Are we required to destroy old missalettes?
  • Hello all,

    This spring I learned that our parish will not be replacing our hard-bound hymnals with OCP missalettes. Since then, I've heard/read in other places that we'd need to destroy missalettes that have "expired." That is, we couldn't retain them and use them in three years, or we couldn't send them to an English-speaking country that would happily take them (e.g Kenya, Tanzania, Nigeria...)

    Could anyone point me to documentation that tells me that we are required to destroy old missalettes?

    Thanks in advance.


  • Adam WoodAdam Wood
    Posts: 6,451
    The missalette itself, probably on the copyright page.
  • Why just the old ones?
  • MarkThompson
    Posts: 768
    Right, this would be part of the contract or license you sign when you purchase the missalettes.
  • CharlesW
    Posts: 11,951
    Mine go into the church recycle bin as soon as the new ones go into effect. They are worthless once they reach the expiration date.
  • Adam Schwend
    Posts: 203
    I would most certainly destroy them....burn them....then scatter the ashes to the four winds....then wipe the dust from your feet....
  • chonakchonak
    Posts: 9,176
    IMHO, they should be destroyed and not merely trashed if they contain Scripture readings. One wouldn't toss a Bible in the rubbish. Ideally, the diocese should be asked to organize this disposal service.
  • benedictgal
    Posts: 798
    I like Adam's idea. As for donating them, they will be of no use to any other country since their Lectionaries are different than ours.
  • Liam
    Posts: 4,992
    You could bulk ship them at the lowest rate back to the publisher......
  • Jeffrey TuckerJeffrey Tucker
    Posts: 3,624
    This kind of demand would absolutely not hold up under court challenge.
  • MarkThompson
    Posts: 768
    This kind of demand would absolutely not hold up under court challenge.

    If you sign a contract agreeing to it, yes, it would.

    I'm noticing a surprising trend here with your disparagement of the right of two independent parties to freely contract, within the context of the market, to whatever terms they mutually agree on. WWLvMD?
  • their Lectionaries are different than ours

    Is that correct? I thought the whole Latin rite had a single lectionary.
  • chonakchonak
    Posts: 9,176
    The Scripture translations in English-speaking countries vary.
  • marajoymarajoy
    Posts: 781
    @Liam- now THAT would be hilarious if a bunch of churches did that!

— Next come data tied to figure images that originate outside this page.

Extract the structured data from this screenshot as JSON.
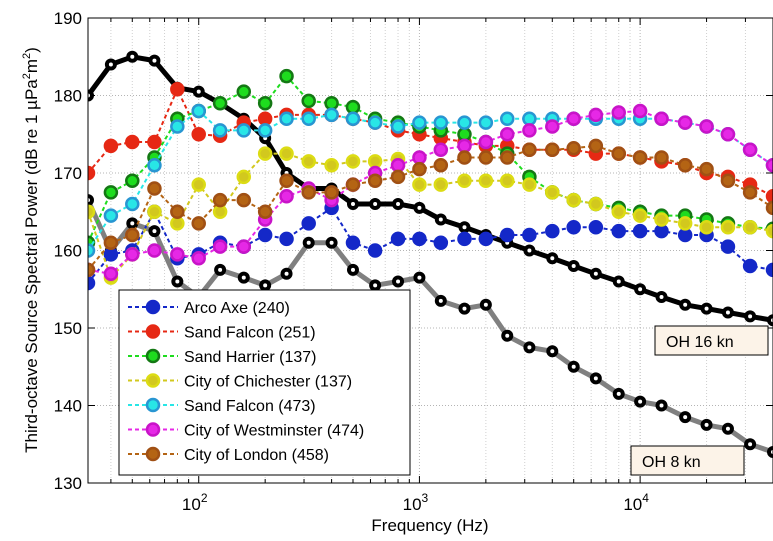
{
  "chart_data": {
    "type": "line",
    "xscale": "log",
    "xlim": [
      31.5,
      40000
    ],
    "ylim": [
      130,
      190
    ],
    "xlabel": "Frequency (Hz)",
    "ylabel_pre": "Third-octave Source Spectral Power (dB re 1 µPa",
    "ylabel_sup1": "2",
    "ylabel_mid": "m",
    "ylabel_sup2": "2",
    "ylabel_post": ")",
    "ylabel": "Third-octave Source Spectral Power (dB re 1 µPa²m²)",
    "grid": true,
    "y_ticks": [
      130,
      140,
      150,
      160,
      170,
      180,
      190
    ],
    "x_ticks": [
      {
        "value": 100,
        "base": "10",
        "exp": "2"
      },
      {
        "value": 1000,
        "base": "10",
        "exp": "3"
      },
      {
        "value": 10000,
        "base": "10",
        "exp": "4"
      }
    ],
    "frequencies": [
      31.5,
      40,
      50,
      63,
      80,
      100,
      125,
      160,
      200,
      250,
      315,
      400,
      500,
      630,
      800,
      1000,
      1250,
      1600,
      2000,
      2500,
      3150,
      4000,
      5000,
      6300,
      8000,
      10000,
      12500,
      16000,
      20000,
      25000,
      31500,
      40000
    ],
    "legend_position": "bottom-left",
    "series": [
      {
        "name": "OH 8 kn",
        "color": "#808080",
        "marker": "#000000",
        "style": "solid",
        "width": 5,
        "values": [
          166.5,
          160,
          163.5,
          162.5,
          156,
          154,
          157.5,
          156.5,
          155.5,
          157,
          161,
          161,
          157.5,
          155.5,
          156,
          156.5,
          153.5,
          152.5,
          153,
          149,
          147.5,
          147,
          145,
          143.5,
          141.5,
          140.5,
          140,
          138.5,
          137.5,
          137,
          135,
          134
        ]
      },
      {
        "name": "OH 16 kn",
        "color": "#000000",
        "marker": "#000000",
        "style": "solid",
        "width": 5,
        "values": [
          180,
          184,
          185,
          184.5,
          181,
          180.5,
          179,
          177,
          174.5,
          170,
          168,
          168,
          166,
          166,
          166,
          165.5,
          164,
          163,
          162,
          161,
          160,
          159,
          158,
          157,
          156,
          155,
          154,
          153,
          152.5,
          152,
          151.5,
          151
        ]
      },
      {
        "name": "Arco Axe (240)",
        "color": "#1428c8",
        "marker": "#1428c8",
        "style": "dashed",
        "width": 2,
        "values": [
          155.8,
          159.5,
          160,
          165,
          159,
          159.5,
          161,
          160.5,
          162,
          161.5,
          163.5,
          165.5,
          161,
          160,
          161.5,
          161.5,
          161,
          161.5,
          161.5,
          162,
          162,
          162.5,
          163,
          163,
          162.5,
          162.5,
          162.5,
          162,
          162,
          160.5,
          158,
          157.5
        ]
      },
      {
        "name": "Sand Falcon (251)",
        "color": "#e62814",
        "marker": "#e62814",
        "style": "dashed",
        "width": 2,
        "values": [
          170,
          173.5,
          174,
          174,
          180.8,
          175,
          174.8,
          176.5,
          177,
          177.5,
          177.5,
          177.5,
          177,
          176.5,
          175.5,
          175,
          174.5,
          174,
          173.5,
          173.5,
          173,
          173,
          173,
          172.5,
          172.5,
          172,
          171.5,
          171,
          170,
          169.5,
          168.5,
          167
        ]
      },
      {
        "name": "Sand Harrier (137)",
        "color": "#1edc1e",
        "marker": "#147814",
        "style": "dashed",
        "width": 2,
        "values": [
          161,
          167.5,
          169,
          172,
          177,
          178,
          179,
          180.5,
          179,
          182.5,
          179.3,
          179,
          178.5,
          177,
          176.5,
          176,
          175.5,
          175,
          174,
          172.5,
          169.5,
          167.5,
          166.5,
          166,
          165.5,
          165,
          164.5,
          164.5,
          164,
          163.5,
          163,
          162.8
        ]
      },
      {
        "name": "City of Chichester (137)",
        "color": "#d2c81e",
        "marker": "#dcdc14",
        "style": "dashed",
        "width": 2,
        "values": [
          165,
          156.5,
          159.5,
          165,
          163.5,
          168.5,
          165,
          169.5,
          172.5,
          172.5,
          171.5,
          171,
          171.5,
          171.5,
          171.8,
          168.5,
          168.5,
          169,
          169,
          169,
          168.5,
          167.5,
          166.5,
          166,
          165,
          164.5,
          164,
          163.5,
          163,
          163,
          163,
          162.5
        ]
      },
      {
        "name": "Sand Falcon (473)",
        "color": "#28e6e6",
        "marker": "#2896d2",
        "style": "dashed",
        "width": 2,
        "values": [
          160,
          164.5,
          166,
          171,
          176,
          178,
          175.5,
          175.5,
          175.5,
          177,
          177,
          177.5,
          177,
          176.5,
          176,
          176.5,
          176.5,
          176.5,
          176.5,
          177,
          177,
          177,
          177,
          177,
          177,
          177,
          177,
          176.5,
          176,
          175,
          173,
          171
        ]
      },
      {
        "name": "City of Westminster (474)",
        "color": "#e628e6",
        "marker": "#c814c8",
        "style": "dashed",
        "width": 2,
        "values": [
          157.5,
          157,
          159.5,
          160,
          159.5,
          159,
          160.5,
          160.5,
          164,
          167,
          168,
          166.5,
          168.5,
          170,
          171,
          172,
          173,
          173.5,
          174,
          175,
          175.5,
          176,
          177,
          177.5,
          177.8,
          178,
          177,
          176.5,
          176,
          175,
          173,
          171
        ]
      },
      {
        "name": "City of London (458)",
        "color": "#b46414",
        "marker": "#a05014",
        "style": "dashed",
        "width": 2,
        "values": [
          157.5,
          161,
          162,
          168,
          165,
          163.5,
          166.5,
          166.5,
          165,
          169,
          167.5,
          167.5,
          168.5,
          169,
          169.5,
          170.5,
          171,
          172,
          172,
          172,
          173,
          173,
          173.2,
          173.5,
          172.5,
          172,
          172,
          171,
          170.5,
          169,
          167.5,
          165.5
        ]
      }
    ],
    "legend_entries": [
      "Arco Axe (240)",
      "Sand Falcon (251)",
      "Sand Harrier (137)",
      "City of Chichester (137)",
      "Sand Falcon (473)",
      "City of Westminster (474)",
      "City of London (458)"
    ],
    "annotations": [
      {
        "text": "OH 16 kn",
        "series": "OH 16 kn"
      },
      {
        "text": "OH 8 kn",
        "series": "OH 8 kn"
      }
    ]
  }
}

    @MarkThompson-- I don't quite see what you're saying (first of all, what does WWLvMD mean?) And I am not quite sure that there IS a contract signed, (I'm pretty sure that we don't for our "Liturgy of the Word" books,) so isn't what Jeffrey is saying correct?
  • Chironomo
    Posts: 29
    There is a statement in most of these resources ... In the 2011 Breaking Bread it is #938, titled "Acknowledgements" right before the Index. There is a sentence that is BOLDED (they really want to emphasize it I guess) that reads "The use of this publication is licensed only to current subscribers during the 2011 liturgical year". There is a similar statement in all such "disposable hymnals". I don't know whether a licensing claim would hold up in court...when I came to my current parish in 2005, they had been using the 2001 books since (I suppose) 2001. I pointed this out to the paster and he asked me to order new ones for the next year. I don't think that this is a widely known concept, and I wonder how many parishes have old books in their pews. I know that WLP and OCP auto-ship your new books, so you would have to specifically cancel your subscription to use the old ones and avoid paying for new ones.
  • Chironomo
    Posts: 29
    Oops... that should read "Pastor" not "paster"...
  • CharlesW
    Posts: 11,951
    We only buy those for the entire congregation during Lent, so they can follow weekly Benedictions, Stations of the Cross, and also Holy Week events. The rest of the year, we buy enough for the choir and the daily mass crowd - 60 to 70 or so copies. We don't have significant cash invested in missalettes, so they get recycled when no longer useful.

    Yes, I know they contain scripture. However, considering their low quality and short lives, being overly scrupulous in disposing of them seems pointless.
  • GavinGavin
    Posts: 2,799
    WWLvMD = What Would Ludwig Von Mises Do?
  • Jeffrey Quick
    Posts: 2,060
    If a EULA in software would hold up, the missalette license would. Personally, I think it's more important to defend the right of contract than it is to be overly scrupulous about what constitutes agreement to one.